Court sides with York County over Dispatch in open record dispute

Lindsey O'Laughlin
York Dispatch
York County Prison in Springettsbury Township, Thursday, June 29, 2017. Dawn J. Sagert photo

A York County judge ruled last week that a state Department of Corrections report concerning York County Prison is not subject to public access, potentially affecting future open records rulings in the county.

The York Dispatch has been trying since September to access the record, particularly the financial portions.

In his ruling, Judge Richard K. Renn said that although the report contains financial information regarding salaries and suggestions to reduce overtime, that information doesn't meet the standard to be considered a financial record under the state's Right-to-Know Law.

"Requestors ask us to expand the definition of 'financial record,'" the ruling stated. "In the context of this case, we decline to write into the statutory definition something which is not there."

The Right-to-Know Law defines a financial record as "any account, voucher or contract" dealing with the receipt or disbursement of funds by an agency or disposal of services, supplies and materials.

The definition also covers records pertaining to salaries or other expenses paid to an officer or employee of an agency and to financial audit reports.

"We felt very strongly that there was information in this report that the public needs to know, deserves to know, but the county had legitimate security concerns," said Pat DeLany, editor-in-chief at the newspaper. "We ended up asking a judge to decide that, and this is his ruling."

DeLany said he respects the judge's decision but that it might be time for the state Legislature to revisit the Right-to-Know Law to ensure the public has adequate access to records.

The court's decision to limit the definition of a financial record to exclude the salaries and overtime pay of prison employees was legally incorrect, said Melissa Melewsky, media law counsel for the Pennsylvania NewsMedia Association.

The judge's ruling states that the portions of the DOC report dealing with costs "do make more than a mere passing reference to finances."

The ruling goes on to state that the report contains analysis of salaries, allocation of personnel, suggestions about how to reduce overtime and the command and employment structure, which are all "significantly financial" in nature.

"That right there is enough to trigger access under the law," Melewsky said. "I think in this case, the court just got it wrong."

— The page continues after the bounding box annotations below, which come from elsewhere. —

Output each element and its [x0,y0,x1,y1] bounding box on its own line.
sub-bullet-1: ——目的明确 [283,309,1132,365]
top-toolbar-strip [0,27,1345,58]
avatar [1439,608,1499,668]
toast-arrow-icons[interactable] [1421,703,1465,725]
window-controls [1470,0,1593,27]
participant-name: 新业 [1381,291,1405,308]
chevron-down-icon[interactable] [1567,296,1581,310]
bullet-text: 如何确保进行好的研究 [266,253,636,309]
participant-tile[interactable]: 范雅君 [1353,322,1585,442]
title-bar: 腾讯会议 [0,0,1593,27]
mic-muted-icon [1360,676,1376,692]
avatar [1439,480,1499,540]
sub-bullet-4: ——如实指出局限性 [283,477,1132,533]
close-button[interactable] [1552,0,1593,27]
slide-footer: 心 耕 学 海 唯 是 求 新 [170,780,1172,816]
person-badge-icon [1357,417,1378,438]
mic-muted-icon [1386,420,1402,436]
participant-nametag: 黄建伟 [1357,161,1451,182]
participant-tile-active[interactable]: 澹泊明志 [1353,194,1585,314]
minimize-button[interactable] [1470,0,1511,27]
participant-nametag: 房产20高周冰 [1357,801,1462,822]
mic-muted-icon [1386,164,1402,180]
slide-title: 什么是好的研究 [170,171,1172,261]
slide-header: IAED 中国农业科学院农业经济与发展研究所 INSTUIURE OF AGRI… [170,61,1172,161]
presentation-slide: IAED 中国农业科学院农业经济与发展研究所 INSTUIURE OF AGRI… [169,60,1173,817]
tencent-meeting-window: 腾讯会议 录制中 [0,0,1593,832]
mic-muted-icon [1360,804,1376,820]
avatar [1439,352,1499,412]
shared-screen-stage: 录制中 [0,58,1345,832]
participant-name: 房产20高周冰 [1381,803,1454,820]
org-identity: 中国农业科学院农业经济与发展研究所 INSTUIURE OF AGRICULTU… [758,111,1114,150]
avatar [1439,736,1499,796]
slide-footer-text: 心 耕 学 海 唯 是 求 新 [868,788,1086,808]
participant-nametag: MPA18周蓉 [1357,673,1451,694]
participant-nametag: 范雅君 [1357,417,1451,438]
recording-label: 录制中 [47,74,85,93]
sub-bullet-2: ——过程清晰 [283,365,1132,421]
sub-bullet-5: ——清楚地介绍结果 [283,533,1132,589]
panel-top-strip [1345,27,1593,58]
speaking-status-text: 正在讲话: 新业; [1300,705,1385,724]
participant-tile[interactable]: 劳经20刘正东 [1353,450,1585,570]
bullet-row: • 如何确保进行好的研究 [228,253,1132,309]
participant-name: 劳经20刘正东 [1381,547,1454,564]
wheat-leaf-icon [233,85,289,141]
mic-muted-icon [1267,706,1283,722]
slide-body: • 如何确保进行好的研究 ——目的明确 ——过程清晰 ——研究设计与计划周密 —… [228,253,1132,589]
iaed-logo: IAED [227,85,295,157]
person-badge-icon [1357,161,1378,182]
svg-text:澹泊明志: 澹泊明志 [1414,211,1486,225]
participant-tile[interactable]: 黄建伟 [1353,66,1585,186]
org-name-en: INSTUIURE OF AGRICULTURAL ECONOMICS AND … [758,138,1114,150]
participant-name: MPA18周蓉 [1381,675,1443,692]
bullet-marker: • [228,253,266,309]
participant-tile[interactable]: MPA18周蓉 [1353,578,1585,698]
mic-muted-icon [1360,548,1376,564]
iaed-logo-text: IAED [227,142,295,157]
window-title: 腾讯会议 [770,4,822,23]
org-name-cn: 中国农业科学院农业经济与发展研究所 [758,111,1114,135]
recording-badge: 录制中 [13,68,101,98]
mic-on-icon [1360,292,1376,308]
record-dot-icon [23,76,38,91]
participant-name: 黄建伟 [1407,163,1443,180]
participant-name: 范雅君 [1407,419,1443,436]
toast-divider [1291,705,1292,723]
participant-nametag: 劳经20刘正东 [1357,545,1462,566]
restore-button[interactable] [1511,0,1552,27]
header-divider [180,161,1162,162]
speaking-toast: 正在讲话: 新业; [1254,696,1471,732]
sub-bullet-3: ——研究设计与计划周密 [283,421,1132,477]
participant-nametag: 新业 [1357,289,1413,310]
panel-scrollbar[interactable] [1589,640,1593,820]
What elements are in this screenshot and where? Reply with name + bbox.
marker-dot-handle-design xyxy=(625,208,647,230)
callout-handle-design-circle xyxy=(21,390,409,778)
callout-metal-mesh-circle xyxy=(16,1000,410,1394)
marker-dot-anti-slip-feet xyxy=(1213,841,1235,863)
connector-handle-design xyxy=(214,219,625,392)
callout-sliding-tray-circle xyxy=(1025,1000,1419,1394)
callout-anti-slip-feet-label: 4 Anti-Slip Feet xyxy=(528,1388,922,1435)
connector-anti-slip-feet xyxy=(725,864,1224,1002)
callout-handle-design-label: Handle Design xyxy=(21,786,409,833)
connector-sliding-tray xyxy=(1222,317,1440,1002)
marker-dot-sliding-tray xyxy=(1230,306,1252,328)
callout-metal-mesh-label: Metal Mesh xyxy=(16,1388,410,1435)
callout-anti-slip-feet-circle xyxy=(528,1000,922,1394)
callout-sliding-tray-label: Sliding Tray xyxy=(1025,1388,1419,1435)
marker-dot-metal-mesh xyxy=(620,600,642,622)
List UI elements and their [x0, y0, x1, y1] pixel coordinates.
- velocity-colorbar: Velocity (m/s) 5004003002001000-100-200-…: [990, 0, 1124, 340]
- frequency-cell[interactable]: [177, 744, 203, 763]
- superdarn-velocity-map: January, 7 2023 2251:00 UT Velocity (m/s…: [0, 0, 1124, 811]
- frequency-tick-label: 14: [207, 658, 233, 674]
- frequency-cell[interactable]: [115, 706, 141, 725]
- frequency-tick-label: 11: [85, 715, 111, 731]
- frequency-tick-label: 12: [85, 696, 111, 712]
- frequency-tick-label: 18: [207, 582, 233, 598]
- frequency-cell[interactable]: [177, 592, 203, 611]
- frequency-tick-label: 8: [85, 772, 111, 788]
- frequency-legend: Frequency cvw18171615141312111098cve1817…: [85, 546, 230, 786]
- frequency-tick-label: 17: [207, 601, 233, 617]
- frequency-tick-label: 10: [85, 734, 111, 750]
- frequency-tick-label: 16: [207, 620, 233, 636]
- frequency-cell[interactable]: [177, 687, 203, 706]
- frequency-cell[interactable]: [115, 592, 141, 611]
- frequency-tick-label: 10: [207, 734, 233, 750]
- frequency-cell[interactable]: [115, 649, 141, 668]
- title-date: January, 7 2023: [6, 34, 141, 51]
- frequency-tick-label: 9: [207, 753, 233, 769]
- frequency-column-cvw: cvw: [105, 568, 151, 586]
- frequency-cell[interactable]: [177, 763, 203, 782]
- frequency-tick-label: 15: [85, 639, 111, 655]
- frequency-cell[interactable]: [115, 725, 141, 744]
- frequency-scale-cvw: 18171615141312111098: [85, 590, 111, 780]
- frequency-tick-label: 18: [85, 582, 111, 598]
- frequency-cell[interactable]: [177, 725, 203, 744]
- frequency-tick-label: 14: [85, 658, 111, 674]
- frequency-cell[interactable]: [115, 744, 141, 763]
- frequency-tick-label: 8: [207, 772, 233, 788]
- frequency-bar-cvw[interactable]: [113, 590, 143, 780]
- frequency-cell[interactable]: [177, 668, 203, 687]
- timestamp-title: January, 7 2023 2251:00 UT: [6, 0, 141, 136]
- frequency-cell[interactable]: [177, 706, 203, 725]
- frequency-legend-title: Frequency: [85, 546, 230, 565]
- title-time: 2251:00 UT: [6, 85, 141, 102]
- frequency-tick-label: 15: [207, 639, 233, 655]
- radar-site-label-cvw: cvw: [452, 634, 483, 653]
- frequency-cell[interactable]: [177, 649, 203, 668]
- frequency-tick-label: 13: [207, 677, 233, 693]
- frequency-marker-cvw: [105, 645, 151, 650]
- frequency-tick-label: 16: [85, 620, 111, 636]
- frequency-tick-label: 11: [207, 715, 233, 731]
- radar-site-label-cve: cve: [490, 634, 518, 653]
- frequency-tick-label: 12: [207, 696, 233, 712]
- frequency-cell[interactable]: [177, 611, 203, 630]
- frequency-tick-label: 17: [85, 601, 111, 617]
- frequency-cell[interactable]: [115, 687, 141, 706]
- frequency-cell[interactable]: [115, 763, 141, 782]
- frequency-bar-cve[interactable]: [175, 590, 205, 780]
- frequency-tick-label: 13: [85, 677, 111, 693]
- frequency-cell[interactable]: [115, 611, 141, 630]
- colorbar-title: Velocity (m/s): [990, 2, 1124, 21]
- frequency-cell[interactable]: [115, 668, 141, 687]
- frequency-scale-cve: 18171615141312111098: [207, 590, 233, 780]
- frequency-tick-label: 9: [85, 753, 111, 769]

The judge also said that revealing the financial analysis could expose deficiencies within the prison system.

Craig Staudenmaier, the attorney representing The York Dispatch, also said he thought the court "took a somewhat narrow view of a 'financial record' definition," but that the judge's decision was well-thought out and well-reasoned.

"We knew it was going to be an uphill battle because of the large security issues involved," Staudenmaier said.

Donald Reihart, solicitor for the York County Prison Board, said he agreed with the judge's ruling and that the report is not a public record.

It makes no sense to publish information dealing with security and the confinement of inmates, Reihart said.

"We’re a good prison," Reihart said. "I think we’re a better prison now, and the overtime is really only a minor issue here as far as that report is concerned."

When York County denied The York Dispatch's initial request for the report, the newspaper filed an appeal with the state Office of Open Records.

The county neglected to file evidence with the OOR to support its denial of the request, and the OOR ruled in the newspaper's favor, ordering the county to produce the report, but the county appealed.

At this point, the newspaper does not intend to file an appeal with the commonwealth court to overturn Renn's decision, DeLany said.